Charme d’une écriture. Un texte écrit, au sens de texte qui nous livre une véritable écriture d’auteur : de la littérature, tout simplement, cela se fait si rare qu’il faut s’en délecter.
Fulgurances des images, densité, concentration expressivité et justesse du vocabulaire, expressions estudiantines savoureuses, cette longue adresse à l’ami disparu touche et enthousiasme par l’usage de la langue dans toutes ses couleurs et ses possibilités. Tout ce que j’aime ! Le choix malicieux des adverbes, la saveur sensuelle des verbes, les métaphores inédites explorées avec finesse : l’écriture fait chatoyer les pensées du narrateur et le portrait de l’ami que le livre dessine.
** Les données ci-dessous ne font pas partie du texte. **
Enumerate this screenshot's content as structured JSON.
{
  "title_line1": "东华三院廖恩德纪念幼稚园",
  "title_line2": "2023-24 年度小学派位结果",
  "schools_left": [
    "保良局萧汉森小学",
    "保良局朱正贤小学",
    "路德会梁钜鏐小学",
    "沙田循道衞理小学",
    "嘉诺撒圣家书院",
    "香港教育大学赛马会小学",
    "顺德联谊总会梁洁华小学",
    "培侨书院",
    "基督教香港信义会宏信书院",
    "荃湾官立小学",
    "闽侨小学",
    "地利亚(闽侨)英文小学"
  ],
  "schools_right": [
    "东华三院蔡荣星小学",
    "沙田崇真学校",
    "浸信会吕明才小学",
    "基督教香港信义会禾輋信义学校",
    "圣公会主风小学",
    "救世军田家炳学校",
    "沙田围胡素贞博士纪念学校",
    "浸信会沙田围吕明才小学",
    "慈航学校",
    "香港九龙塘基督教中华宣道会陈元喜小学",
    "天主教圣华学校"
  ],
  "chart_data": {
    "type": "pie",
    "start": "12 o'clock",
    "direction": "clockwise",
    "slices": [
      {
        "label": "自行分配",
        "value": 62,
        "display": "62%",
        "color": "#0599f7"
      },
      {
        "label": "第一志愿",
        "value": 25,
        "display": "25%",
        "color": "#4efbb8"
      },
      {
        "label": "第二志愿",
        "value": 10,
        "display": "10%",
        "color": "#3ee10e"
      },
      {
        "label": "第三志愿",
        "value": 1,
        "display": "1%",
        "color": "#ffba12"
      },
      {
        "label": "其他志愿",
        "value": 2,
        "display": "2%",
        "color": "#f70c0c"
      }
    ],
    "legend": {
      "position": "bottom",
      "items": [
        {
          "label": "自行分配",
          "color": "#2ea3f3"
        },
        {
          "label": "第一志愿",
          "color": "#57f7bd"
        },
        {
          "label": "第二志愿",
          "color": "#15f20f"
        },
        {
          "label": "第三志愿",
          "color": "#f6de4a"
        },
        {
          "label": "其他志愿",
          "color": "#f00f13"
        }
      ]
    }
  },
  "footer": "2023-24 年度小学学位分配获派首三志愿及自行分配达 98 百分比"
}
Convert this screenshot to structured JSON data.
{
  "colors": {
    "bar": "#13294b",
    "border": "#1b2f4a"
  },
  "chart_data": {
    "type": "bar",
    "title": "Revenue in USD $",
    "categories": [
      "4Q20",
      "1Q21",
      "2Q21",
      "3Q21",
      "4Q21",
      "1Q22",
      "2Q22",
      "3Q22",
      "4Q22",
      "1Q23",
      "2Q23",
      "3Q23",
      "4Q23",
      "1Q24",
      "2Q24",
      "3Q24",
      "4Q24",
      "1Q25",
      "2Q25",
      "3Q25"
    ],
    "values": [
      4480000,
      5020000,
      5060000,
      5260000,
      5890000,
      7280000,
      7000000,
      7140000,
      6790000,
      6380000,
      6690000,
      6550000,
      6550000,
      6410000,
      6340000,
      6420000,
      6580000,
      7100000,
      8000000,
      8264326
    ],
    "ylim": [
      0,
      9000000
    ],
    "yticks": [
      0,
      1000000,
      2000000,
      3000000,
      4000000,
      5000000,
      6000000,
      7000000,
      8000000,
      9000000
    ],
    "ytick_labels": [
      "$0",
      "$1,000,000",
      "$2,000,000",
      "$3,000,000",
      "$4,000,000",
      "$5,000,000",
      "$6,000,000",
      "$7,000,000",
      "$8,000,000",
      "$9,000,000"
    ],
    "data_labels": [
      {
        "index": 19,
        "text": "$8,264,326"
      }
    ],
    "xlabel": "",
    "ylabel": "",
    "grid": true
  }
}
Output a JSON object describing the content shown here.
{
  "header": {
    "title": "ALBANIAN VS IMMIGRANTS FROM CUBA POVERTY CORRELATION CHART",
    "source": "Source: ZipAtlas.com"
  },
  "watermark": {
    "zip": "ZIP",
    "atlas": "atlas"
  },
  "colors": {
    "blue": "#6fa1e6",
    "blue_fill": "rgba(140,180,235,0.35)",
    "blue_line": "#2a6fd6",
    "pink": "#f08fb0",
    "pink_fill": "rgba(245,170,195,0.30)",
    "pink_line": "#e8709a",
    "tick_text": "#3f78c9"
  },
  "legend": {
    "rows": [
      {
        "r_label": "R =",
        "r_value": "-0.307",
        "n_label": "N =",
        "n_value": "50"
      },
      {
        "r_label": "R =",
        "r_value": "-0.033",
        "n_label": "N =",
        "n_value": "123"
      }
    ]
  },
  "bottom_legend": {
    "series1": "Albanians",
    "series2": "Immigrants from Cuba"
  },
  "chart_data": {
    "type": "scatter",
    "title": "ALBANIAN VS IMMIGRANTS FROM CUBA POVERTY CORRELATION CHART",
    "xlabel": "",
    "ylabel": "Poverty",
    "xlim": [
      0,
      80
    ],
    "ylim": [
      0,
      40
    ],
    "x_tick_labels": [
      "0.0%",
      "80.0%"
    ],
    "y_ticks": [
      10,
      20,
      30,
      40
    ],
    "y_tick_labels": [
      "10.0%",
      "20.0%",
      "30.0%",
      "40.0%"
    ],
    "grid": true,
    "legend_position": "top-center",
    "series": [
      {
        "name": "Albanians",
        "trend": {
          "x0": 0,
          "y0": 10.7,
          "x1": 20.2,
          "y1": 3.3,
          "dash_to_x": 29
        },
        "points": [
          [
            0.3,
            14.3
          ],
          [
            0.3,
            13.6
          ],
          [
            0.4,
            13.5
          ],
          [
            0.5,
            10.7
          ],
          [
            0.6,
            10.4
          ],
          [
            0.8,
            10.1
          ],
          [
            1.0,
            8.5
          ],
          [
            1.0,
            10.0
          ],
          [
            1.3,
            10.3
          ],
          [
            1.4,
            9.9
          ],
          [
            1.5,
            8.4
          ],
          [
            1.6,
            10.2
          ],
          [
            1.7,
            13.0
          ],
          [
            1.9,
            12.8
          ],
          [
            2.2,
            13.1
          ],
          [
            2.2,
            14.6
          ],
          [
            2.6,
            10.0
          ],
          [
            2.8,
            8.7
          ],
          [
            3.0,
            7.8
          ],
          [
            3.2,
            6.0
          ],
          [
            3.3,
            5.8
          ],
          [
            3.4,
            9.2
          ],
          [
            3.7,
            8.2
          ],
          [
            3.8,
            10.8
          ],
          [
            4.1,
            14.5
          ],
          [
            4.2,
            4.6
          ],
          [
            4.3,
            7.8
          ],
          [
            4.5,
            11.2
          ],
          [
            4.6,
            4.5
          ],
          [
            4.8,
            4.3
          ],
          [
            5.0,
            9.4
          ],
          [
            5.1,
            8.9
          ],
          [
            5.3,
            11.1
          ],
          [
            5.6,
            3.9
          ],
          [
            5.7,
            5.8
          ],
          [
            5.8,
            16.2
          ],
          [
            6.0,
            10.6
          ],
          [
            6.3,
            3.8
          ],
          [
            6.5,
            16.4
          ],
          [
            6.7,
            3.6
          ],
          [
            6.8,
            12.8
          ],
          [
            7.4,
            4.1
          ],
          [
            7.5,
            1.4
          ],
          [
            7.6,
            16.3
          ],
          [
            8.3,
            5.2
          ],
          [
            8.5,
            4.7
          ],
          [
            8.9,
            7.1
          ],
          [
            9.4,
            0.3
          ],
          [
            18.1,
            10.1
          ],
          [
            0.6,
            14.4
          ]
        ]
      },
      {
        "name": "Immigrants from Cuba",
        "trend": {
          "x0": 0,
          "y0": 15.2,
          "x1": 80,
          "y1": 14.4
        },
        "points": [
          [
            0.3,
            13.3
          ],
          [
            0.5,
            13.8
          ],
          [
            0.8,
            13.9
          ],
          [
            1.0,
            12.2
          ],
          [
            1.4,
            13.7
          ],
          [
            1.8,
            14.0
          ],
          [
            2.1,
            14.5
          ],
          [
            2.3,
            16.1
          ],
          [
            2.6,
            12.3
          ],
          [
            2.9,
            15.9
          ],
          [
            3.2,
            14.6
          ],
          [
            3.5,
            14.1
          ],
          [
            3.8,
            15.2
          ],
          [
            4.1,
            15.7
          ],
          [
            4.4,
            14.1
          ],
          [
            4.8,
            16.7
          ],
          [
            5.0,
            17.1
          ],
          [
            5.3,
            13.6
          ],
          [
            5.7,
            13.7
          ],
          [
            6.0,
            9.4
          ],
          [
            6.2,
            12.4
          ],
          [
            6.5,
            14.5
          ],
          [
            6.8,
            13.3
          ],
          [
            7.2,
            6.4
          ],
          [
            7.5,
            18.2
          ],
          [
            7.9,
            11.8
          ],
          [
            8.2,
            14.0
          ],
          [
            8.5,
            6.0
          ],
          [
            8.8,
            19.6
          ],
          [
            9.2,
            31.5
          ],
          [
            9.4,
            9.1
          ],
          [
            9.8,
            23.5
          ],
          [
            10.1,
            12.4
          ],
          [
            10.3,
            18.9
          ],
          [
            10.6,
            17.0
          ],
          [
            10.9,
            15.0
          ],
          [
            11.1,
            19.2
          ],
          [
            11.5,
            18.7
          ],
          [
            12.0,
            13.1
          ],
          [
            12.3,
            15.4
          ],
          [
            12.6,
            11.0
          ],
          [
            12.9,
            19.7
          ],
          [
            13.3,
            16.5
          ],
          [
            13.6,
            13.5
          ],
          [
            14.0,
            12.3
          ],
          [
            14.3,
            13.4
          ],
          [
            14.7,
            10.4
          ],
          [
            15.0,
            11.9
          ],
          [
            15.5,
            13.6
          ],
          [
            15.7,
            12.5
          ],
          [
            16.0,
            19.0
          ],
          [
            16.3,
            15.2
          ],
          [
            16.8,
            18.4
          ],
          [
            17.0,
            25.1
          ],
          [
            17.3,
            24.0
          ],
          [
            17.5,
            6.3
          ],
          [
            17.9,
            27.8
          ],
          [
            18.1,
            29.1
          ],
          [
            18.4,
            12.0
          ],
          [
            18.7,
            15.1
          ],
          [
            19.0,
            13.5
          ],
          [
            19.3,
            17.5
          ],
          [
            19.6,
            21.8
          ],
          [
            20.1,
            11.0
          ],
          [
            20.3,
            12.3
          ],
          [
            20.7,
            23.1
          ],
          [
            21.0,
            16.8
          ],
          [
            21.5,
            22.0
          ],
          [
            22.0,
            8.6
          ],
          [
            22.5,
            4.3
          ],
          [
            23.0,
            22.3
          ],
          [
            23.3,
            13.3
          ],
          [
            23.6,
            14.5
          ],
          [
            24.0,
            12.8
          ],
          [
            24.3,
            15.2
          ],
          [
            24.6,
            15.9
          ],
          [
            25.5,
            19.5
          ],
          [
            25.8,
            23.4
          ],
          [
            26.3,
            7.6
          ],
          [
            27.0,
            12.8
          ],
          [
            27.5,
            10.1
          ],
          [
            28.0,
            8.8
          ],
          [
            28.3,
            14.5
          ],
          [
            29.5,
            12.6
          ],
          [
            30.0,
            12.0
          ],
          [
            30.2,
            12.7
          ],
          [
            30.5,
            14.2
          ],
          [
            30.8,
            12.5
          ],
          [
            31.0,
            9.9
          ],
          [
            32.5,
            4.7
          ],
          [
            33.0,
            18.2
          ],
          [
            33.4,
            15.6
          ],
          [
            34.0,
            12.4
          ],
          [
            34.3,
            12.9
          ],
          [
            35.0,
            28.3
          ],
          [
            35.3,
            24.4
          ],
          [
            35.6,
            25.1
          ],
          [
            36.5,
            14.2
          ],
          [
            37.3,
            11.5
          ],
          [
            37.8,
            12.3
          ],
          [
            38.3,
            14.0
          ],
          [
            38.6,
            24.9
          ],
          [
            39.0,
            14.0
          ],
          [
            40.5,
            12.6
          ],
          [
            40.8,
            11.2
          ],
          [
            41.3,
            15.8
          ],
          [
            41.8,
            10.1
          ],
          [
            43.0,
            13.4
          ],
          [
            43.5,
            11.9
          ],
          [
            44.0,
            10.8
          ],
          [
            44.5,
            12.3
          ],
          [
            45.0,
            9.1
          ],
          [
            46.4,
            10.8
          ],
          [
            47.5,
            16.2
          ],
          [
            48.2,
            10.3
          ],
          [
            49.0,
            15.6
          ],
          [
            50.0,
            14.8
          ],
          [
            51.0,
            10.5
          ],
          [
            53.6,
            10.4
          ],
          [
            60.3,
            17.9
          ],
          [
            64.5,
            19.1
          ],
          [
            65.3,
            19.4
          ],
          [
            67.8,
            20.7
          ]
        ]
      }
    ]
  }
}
Au fil de la lecture, à la fin d’un chapitre, la poésie inattendue du récit d’un instant ou d’un geste exacerbent la sensibilité tandis qu’ailleurs c’est l’intensité qui nous saisit. Et puis l’art de la phrase : construction, sonorité et rythme dont voici quelques brefs exemples: "L’entente venue tard aurait vite fait oublier le passif de froideur.", "C’était l’époque où il restait des gens capables de calligraphier leur détresse". Ou le plaisir de l’adjectif dans “l’utopie fripée"...
Je me suis laissée embarquée dans la quête du narrateur, sa révolte et ses méandres dont le récit déploie une belle honnêteté, celle d’un trajet qui croise et parfois s’épaule à celui de l’ami, ce personnage absent à “l’œil éperdu d’enfance” qui irrigue le texte de sa force. Le récit fait vivre cette amitié, cette compréhension profonde qui sait se nourrir des absences et des silences. Il s’agit de garder de la tenue en amitié comme dans tout le reste.
Et c’est aussi cela la réussite du livre, ne pas se contenter de dénoncer une époque, mais de montrer des personnages qui savent se maintenir tout de même dans cette zone indispensable que je pourrais nommer, l’affirmation de vie, nottament grâce à cet indomptable ami semblable à une sorte de demi-dieu égaré parmi les “producteurs et consommateurs d’existence” et autres “cuirassés du prosisme.”
Préserver l’amitié, en dehors du juste anathème contre le “crétinisme réglementeur”, “les bredouileurs de néant” et leurs “leçons vomitives”, donne une forme de grandeur salvatrice à ce texte. Guerroyant m’a offert le plaisir de partager les questionnements d’une intériorité subtile, exigeante, qui ne se contente pas de thèmes rebattus et de stéréotypes. La présence du narrateur et de son ami m’a accompagnée longtemps après avoir refermé le livre.
J’en garde l’espoir de pouvoir croire, encore, à la possibilité d’une humanité qui saurait préserver l’espace des pudeurs et des silences.